Unexpected construction obstacles have put the project six months behind schedule, but Iveson believes it will be ready in 2021.

The problems of the Metro line are still being worked through, including ongoing litigation with the company that provided the initial signalling system.

“Our litigation with them will continue, to attempt to recover everything we can for the value that we didn’t receive.”


The green Blatchford development gained more significance when the city declared a climate emergency in August and the city says people could be set to move in as soon as February 2020.

“We absolutely need to figure out how to be relevant as the world changes its energy mix in response to the scientific imperative and increasingly the call from youth and the streets to take this issue seriously.”

Greta Thunberg, the teenaged Swedish climate activist, visited Edmonton in October and drew thousands to the Alberta Legislature for a climate march and protest.

Climate change has been a growing concern for many but even after the provincial government removed the carbon tax, Iveson believes that there has been climate action from all levels of government.

“In my time working on this file, I've gone from hope to despair and back a couple of times and right now I'm actually in a very hopeful place.”


There will be another municipal election in 2021 but Iveson still has things to think about before he commits to running again.

“Lots of people are asking me what I'm going to do in 2021, lots of people are making plans for me too, and I appreciate all the suggestions, I haven't actually decided what I'm going to do yet.”

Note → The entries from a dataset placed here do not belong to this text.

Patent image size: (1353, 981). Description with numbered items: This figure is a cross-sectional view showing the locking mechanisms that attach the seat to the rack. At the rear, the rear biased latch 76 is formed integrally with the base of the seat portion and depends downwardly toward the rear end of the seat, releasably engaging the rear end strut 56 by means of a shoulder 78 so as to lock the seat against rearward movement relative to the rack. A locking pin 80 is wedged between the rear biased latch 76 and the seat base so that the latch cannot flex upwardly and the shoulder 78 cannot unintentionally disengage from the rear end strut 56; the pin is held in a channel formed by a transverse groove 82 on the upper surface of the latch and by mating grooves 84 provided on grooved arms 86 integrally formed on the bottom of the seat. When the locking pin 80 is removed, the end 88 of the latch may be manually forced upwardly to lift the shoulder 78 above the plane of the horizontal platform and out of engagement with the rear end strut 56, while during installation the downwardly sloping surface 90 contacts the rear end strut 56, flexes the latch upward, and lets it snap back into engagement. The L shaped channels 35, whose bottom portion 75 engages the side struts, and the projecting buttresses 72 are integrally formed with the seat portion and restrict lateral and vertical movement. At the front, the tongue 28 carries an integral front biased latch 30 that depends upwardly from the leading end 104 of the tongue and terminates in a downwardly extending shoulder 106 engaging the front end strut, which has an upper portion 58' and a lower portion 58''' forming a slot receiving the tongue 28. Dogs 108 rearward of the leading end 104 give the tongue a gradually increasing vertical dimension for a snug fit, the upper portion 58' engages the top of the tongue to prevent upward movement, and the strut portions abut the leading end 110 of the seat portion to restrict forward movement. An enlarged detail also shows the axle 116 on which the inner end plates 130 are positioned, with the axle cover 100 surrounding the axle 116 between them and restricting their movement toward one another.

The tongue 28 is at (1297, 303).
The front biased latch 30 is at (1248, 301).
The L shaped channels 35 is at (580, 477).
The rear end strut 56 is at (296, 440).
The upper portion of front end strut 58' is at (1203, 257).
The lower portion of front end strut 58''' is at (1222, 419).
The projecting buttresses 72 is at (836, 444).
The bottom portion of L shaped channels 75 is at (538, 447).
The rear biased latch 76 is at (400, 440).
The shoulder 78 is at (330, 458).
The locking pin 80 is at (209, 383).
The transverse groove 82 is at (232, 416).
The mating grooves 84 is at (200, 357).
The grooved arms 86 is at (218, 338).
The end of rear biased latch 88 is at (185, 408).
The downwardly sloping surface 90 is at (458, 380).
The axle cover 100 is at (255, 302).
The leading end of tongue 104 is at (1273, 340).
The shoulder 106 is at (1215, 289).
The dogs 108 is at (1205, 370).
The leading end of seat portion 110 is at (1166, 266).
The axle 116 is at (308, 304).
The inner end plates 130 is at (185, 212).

Before that though there is the whole of 2020 and Iveson says there will be plenty to do in that time.

“The region is going to look at a regional transit commission which can only help further advance the gains we’re going to make through the bus network reorganization. A lot of big transit moves are coming next year.”

“A lot of big planning decisions that are going to chart the course for the next 30 plus years are going to happen in 2020.”